今年只過去了兩個月,但已經發生了很多事,或許是廿多年來最堪回憶的幾樁。
農曆新年臨近,很多摩天辦公大樓的大堂都放一大棵桃花。同事們都知道我沒有女朋友,午飯時間行經過那些大堂,同事就會說:“快啲去行個圈啦!去啦去啦!”。我每一次都以微笑點頭來回應,我絶對不會反感。不過,有一位比我年長而也是單身的女同事卻每一次都叫得特別起勁,每次她說完,我都會猜疑她是否在嘗試說服自己。年初一前最後的那個長週星期六,中午放工後又路經那棵最大的桃花。我停歩,走向它,站在它的正南方,頭上下擺動,露出一副細意觀賞的様子,如是者在其餘三方都做了一次。恰恰走完一圈,我橫向掃視一眼,看到一個警衛對著我獰笑,我看到他心中閃過 “白痴”兩字。

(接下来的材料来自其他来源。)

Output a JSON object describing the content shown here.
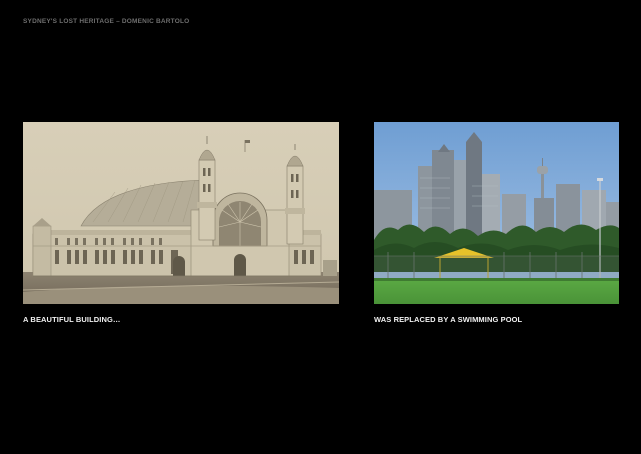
{
  "header": {
    "text": "SYDNEY'S LOST HERITAGE – DOMENIC BARTOLO"
  },
  "panels": [
    {
      "caption": "A BEAUTIFUL BUILDING…",
      "image_description": "sepia photograph of ornate exhibition building with domes and towers"
    },
    {
      "caption": "WAS REPLACED BY A SWIMMING POOL",
      "image_description": "colour photograph of city skyline behind a fenced green lawn with a yellow shade canopy"
    }
  ],
  "colors": {
    "background": "#000000",
    "header_text": "#6e6e6e",
    "caption_text": "#f2f2f2",
    "sepia": "#c9c0a8",
    "sky": "#7fa8d6",
    "grass": "#4f9a3c",
    "canopy": "#e6c22a"
  }
}
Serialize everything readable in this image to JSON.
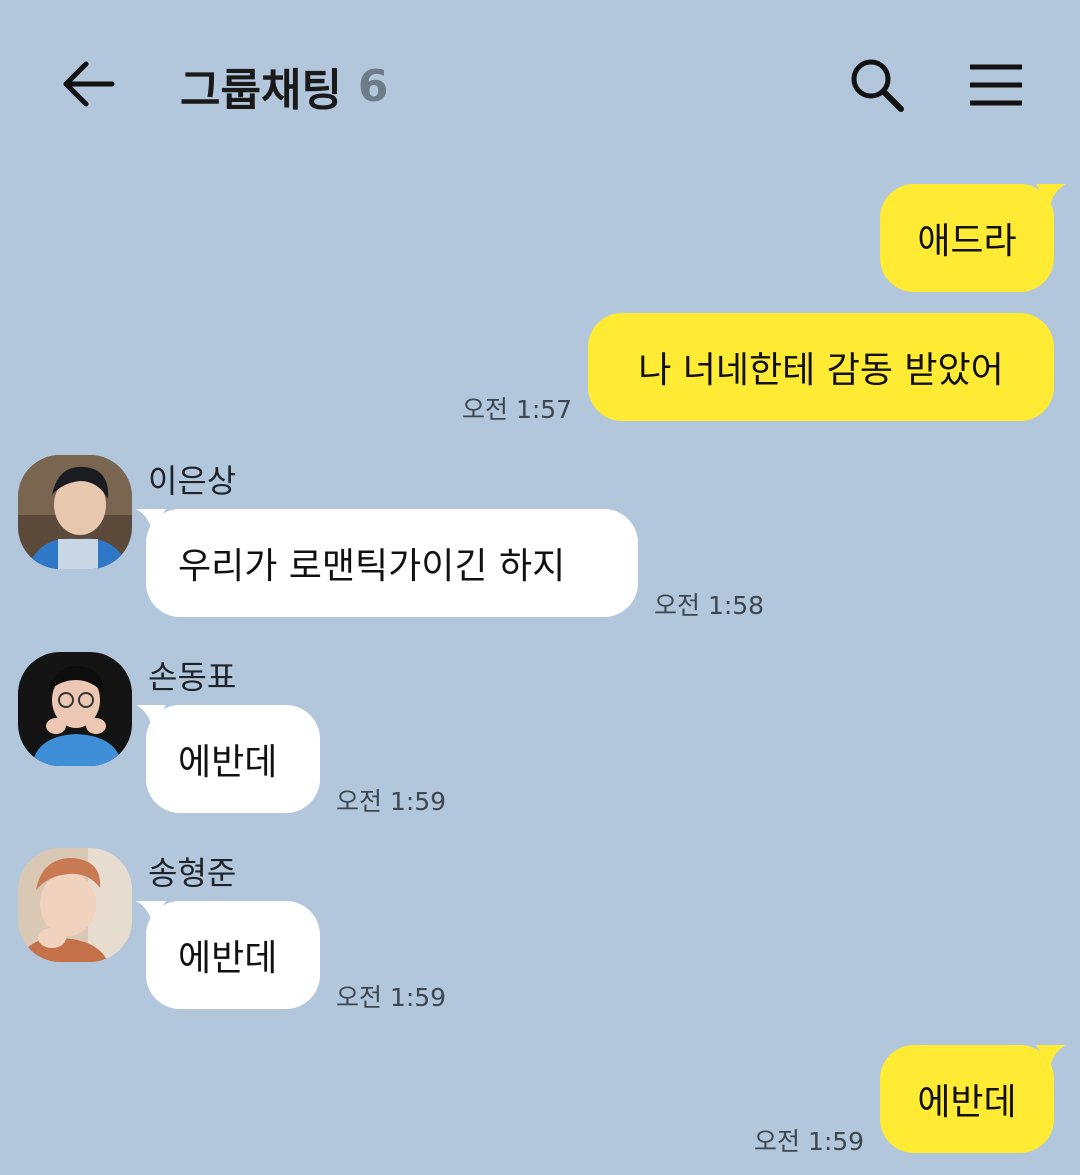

我問好友:“揾女友係唔係樣最緊要呀?”“你係咪白痴架!咁都要問。”他的回應平定了我心中的起伏。我估九乘九人,不論男女,都為這問題疑惑過、掙扎過,經歷的時間或長或短。可能某時某刻突然以為自己找到答案、找到真理,但一段日子後,又再梅花間竹地辯解,之後周而復始、反反覆覆。
係時候要行動,要做啲嘢喇。就在二月,情人節的月份,灣仔連接地鐵和稅務大樓那條行人天橋。我運用做童軍時學會的紮竹知識,做了一個像寧采臣那個一様的背囊,用來撐起紅底黑字的banner,上書“娼妓立刻合法化”,這組字文法頗怪異。我就這樣背負著這幅字,在橋上來來回回踱了一天。曾經有人行近,話支持我,但亦有人仇視我。很多個曾經很多個相遇後,竟然遇著煲呔,阿曾生。煲呔當時坐在無蓋巴士上層。我揮舞雙手向他叫 “喂 喂 喂”,單手擺動著的他,仰頭望向我,眼光由我腳底一直掃上banner,在字句上稍頓,之後嘴角牽一牽。那張隨之而來流露出深刻的不屑的臉嚇我一跳,我退到橋的中央,等待無蓋巴士去遠了才敢再活動。為何陸離在1970年提出娼妓合法化的合理訴求,到今日仍未實現呢?